Besides the small slips, one issue that was bothering me was that ugly "/xi" hack. Having traced most of what was happening in task up to fopen, I decided to disassemble fopen as well. Int 72 points to offset 0 in shared, and shared is not a task per se. I think it would be fair to say it's a sort of libc for QNX. Naming aside, code for int 72 uses a jump table at offset 0x5a (in shared) and following that I started to trace what fopen does. This proved to be quite a complex function, but eventually I got to a point where if path argument starts with a / character it sends a message to fsys: GET_SEARCH_ORDER. Of course! Back into fsys, I followed the message path thru two more jump tables (already identified from checking mount messages), and finally found the search list at DS:4650. One more change to entry.asm (my procedure that runs instead of copy protection) and /cmds/sh is properly loaded without issue.
Just to be on the safe side I added a "cd 3:/" and "search 3" to /config/sys.init. The search command is needed because floppy drive 2: is automatically added to search (I assume during floppy driver initialization). I think having only hdd is better, otherwise any command that is not found would cause a floppy access (and with no floppy inserted this results in an annoying delay).

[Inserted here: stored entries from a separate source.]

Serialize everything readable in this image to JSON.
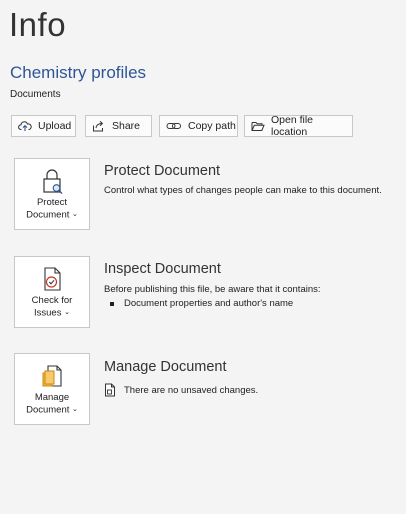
{
  "header": {
    "title": "Info",
    "document_name": "Chemistry profiles",
    "location": "Documents"
  },
  "actions": {
    "upload": "Upload",
    "share": "Share",
    "copy_path": "Copy path",
    "open_file_location": "Open file location"
  },
  "protect": {
    "tile_line1": "Protect",
    "tile_line2": "Document",
    "heading": "Protect Document",
    "description": "Control what types of changes people can make to this document."
  },
  "inspect": {
    "tile_line1": "Check for",
    "tile_line2": "Issues",
    "heading": "Inspect Document",
    "description": "Before publishing this file, be aware that it contains:",
    "items": [
      "Document properties and author's name"
    ]
  },
  "manage": {
    "tile_line1": "Manage",
    "tile_line2": "Document",
    "heading": "Manage Document",
    "status": "There are no unsaved changes."
  },
  "colors": {
    "accent": "#2f5597",
    "background": "#f4f4f4"
  },
  "icons": {
    "upload": "cloud-upload-icon",
    "share": "share-icon",
    "copy_path": "link-icon",
    "open_file_location": "folder-icon",
    "protect": "lock-icon",
    "inspect": "check-document-icon",
    "manage": "manage-document-icon",
    "status": "document-icon"
  },
  "dropdown_glyph": "⌄"
}
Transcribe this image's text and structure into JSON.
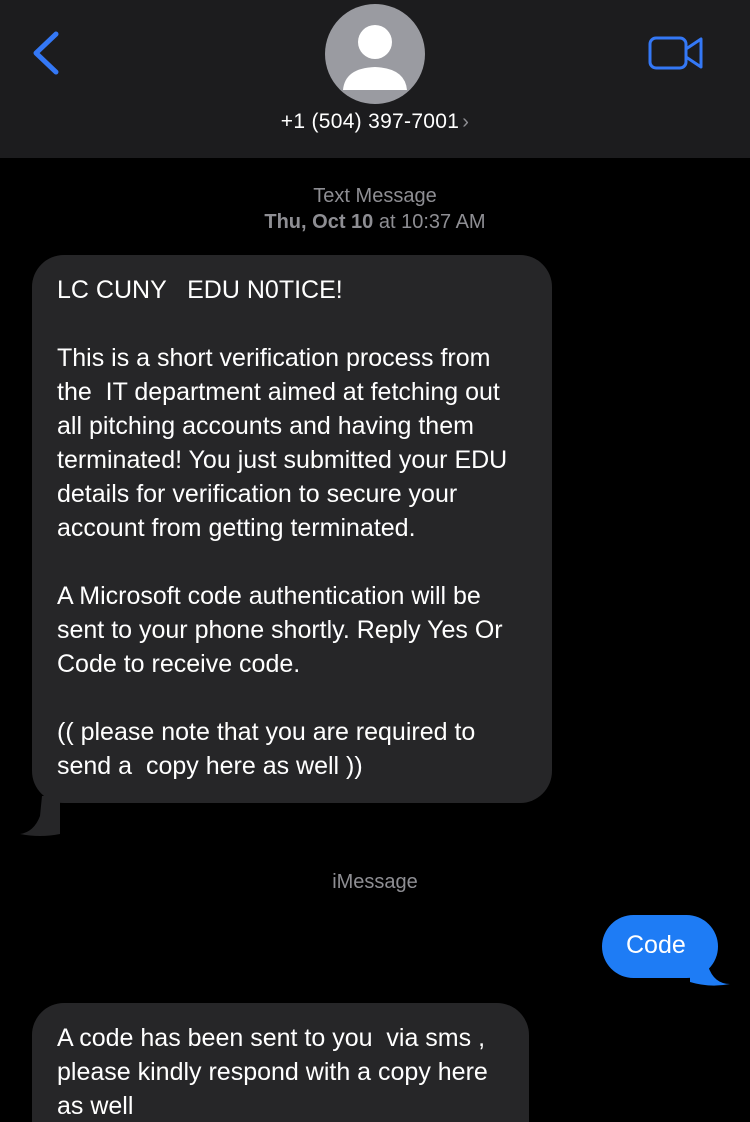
{
  "colors": {
    "background": "#000000",
    "header": "#1c1c1e",
    "accent": "#3478f6",
    "incoming_bubble": "#262628",
    "outgoing_bubble": "#1e7cf5",
    "secondary_text": "#8e8e93"
  },
  "header": {
    "back_icon": "chevron-left-icon",
    "avatar_icon": "person-silhouette-icon",
    "contact_number": "+1 (504) 397-7001",
    "contact_chevron": "›",
    "video_icon": "video-camera-icon"
  },
  "thread": {
    "service_label": "Text Message",
    "date_day": "Thu, Oct 10",
    "date_at": "at",
    "date_time": "10:37 AM",
    "imessage_label": "iMessage",
    "messages": [
      {
        "direction": "incoming",
        "text": "LC CUNY   EDU N0TICE!\n\nThis is a short verification process from the  IT department aimed at fetching out all pitching accounts and having them terminated! You just submitted your EDU details for verification to secure your account from getting terminated.\n\nA Microsoft code authentication will be sent to your phone shortly. Reply Yes Or Code to receive code.\n\n(( please note that you are required to send a  copy here as well ))"
      },
      {
        "direction": "outgoing",
        "text": "Code"
      },
      {
        "direction": "incoming",
        "text": "A code has been sent to you  via sms , please kindly respond with a copy here as well"
      }
    ]
  }
}
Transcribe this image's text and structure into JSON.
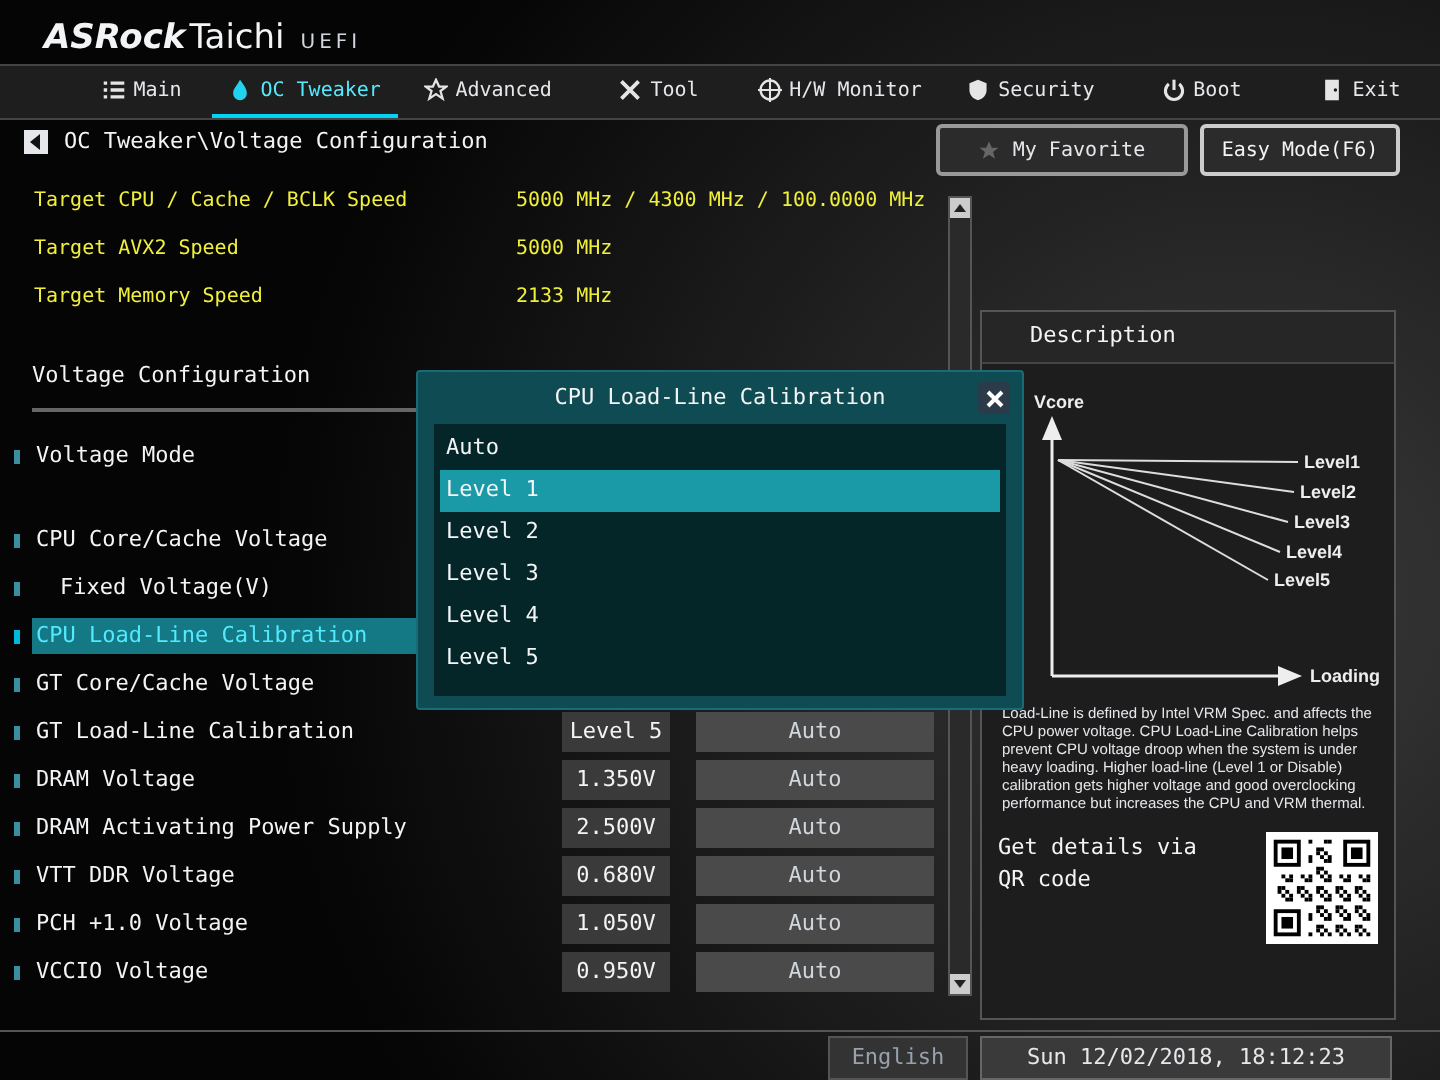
{
  "header": {
    "brand": "ASRock",
    "model": "Taichi",
    "firmware": "UEFI"
  },
  "tabs": [
    {
      "label": "Main",
      "selected": false
    },
    {
      "label": "OC Tweaker",
      "selected": true
    },
    {
      "label": "Advanced",
      "selected": false
    },
    {
      "label": "Tool",
      "selected": false
    },
    {
      "label": "H/W Monitor",
      "selected": false
    },
    {
      "label": "Security",
      "selected": false
    },
    {
      "label": "Boot",
      "selected": false
    },
    {
      "label": "Exit",
      "selected": false
    }
  ],
  "breadcrumb": "OC Tweaker\\Voltage Configuration",
  "favorite_button": "My Favorite",
  "easy_mode_button": "Easy Mode(F6)",
  "targets": [
    {
      "label": "Target CPU / Cache / BCLK Speed",
      "value": "5000 MHz / 4300 MHz / 100.0000 MHz"
    },
    {
      "label": "Target AVX2 Speed",
      "value": "5000 MHz"
    },
    {
      "label": "Target Memory Speed",
      "value": "2133 MHz"
    }
  ],
  "section_title": "Voltage Configuration",
  "settings": [
    {
      "label": "Voltage Mode",
      "selected": false
    },
    {
      "label": "CPU Core/Cache Voltage",
      "selected": false,
      "children": [
        {
          "label": "Fixed Voltage(V)",
          "selected": false
        }
      ]
    },
    {
      "label": "CPU Load-Line Calibration",
      "selected": true
    },
    {
      "label": "GT Core/Cache Voltage",
      "selected": false
    },
    {
      "label": "GT Load-Line Calibration",
      "selected": false,
      "value": "Level 5",
      "option": "Auto"
    },
    {
      "label": "DRAM Voltage",
      "selected": false,
      "value": "1.350V",
      "option": "Auto"
    },
    {
      "label": "DRAM Activating Power Supply",
      "selected": false,
      "value": "2.500V",
      "option": "Auto"
    },
    {
      "label": "VTT DDR Voltage",
      "selected": false,
      "value": "0.680V",
      "option": "Auto"
    },
    {
      "label": "PCH +1.0 Voltage",
      "selected": false,
      "value": "1.050V",
      "option": "Auto"
    },
    {
      "label": "VCCIO Voltage",
      "selected": false,
      "value": "0.950V",
      "option": "Auto"
    }
  ],
  "popup": {
    "title": "CPU Load-Line Calibration",
    "options": [
      {
        "label": "Auto",
        "selected": false
      },
      {
        "label": "Level 1",
        "selected": true
      },
      {
        "label": "Level 2",
        "selected": false
      },
      {
        "label": "Level 3",
        "selected": false
      },
      {
        "label": "Level 4",
        "selected": false
      },
      {
        "label": "Level 5",
        "selected": false
      }
    ]
  },
  "description": {
    "title": "Description",
    "diagram": {
      "y_axis": "Vcore",
      "x_axis": "Loading",
      "lines": [
        "Level1",
        "Level2",
        "Level3",
        "Level4",
        "Level5"
      ]
    },
    "text": "Load-Line is defined by Intel VRM Spec. and affects the CPU power voltage. CPU Load-Line Calibration helps prevent CPU voltage droop when the system is under heavy loading. Higher load-line (Level 1 or Disable) calibration gets higher voltage and good overclocking performance but increases the CPU and VRM thermal.",
    "qr_text": "Get details via QR code"
  },
  "status_bar": {
    "language": "English",
    "datetime": "Sun 12/02/2018, 18:12:23"
  }
}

Thanks to Tenox and Dan Dodge for the challenge!
1 QNX uses 0x1e - ASCII character RS (Record Separator) - as newline character
2 when referring to interrupt service, I mean the interrupt number as well as a function number (usually) loaded in AX register before the interrupt call. Also, as well as when using the segment:offset notation of real mode x86, the hexadecimal notation is implied, i.e. int 72 really means int 0x72. Somewhat unusual (different from the typical BIOS / DOS interfaces) is the use of the stack, instead of registers, for syscall arguments. I assume this approach was chosen as it allows a larger part of the OS to be written in C (or another high-level language), instead of ASM.
3 the kernel "header" consists of 5 32-byte records that all seem to start with the code segment for the corresponding entry. This is suggested by the first jump from boot loader (at 0070:0080) followed by checking the output of "task +code" against this assumption. Knowing this (and knowing, from boot sector analysis, that the entire kernel is loaded in memory as one big block) made it possible to separate the kernel into "task", "fsys", "dev", "idle" and "shared" sections.
4 this means filling that entire portion with 0xc3 (ret), I assume in order to deter casual reverse engineering.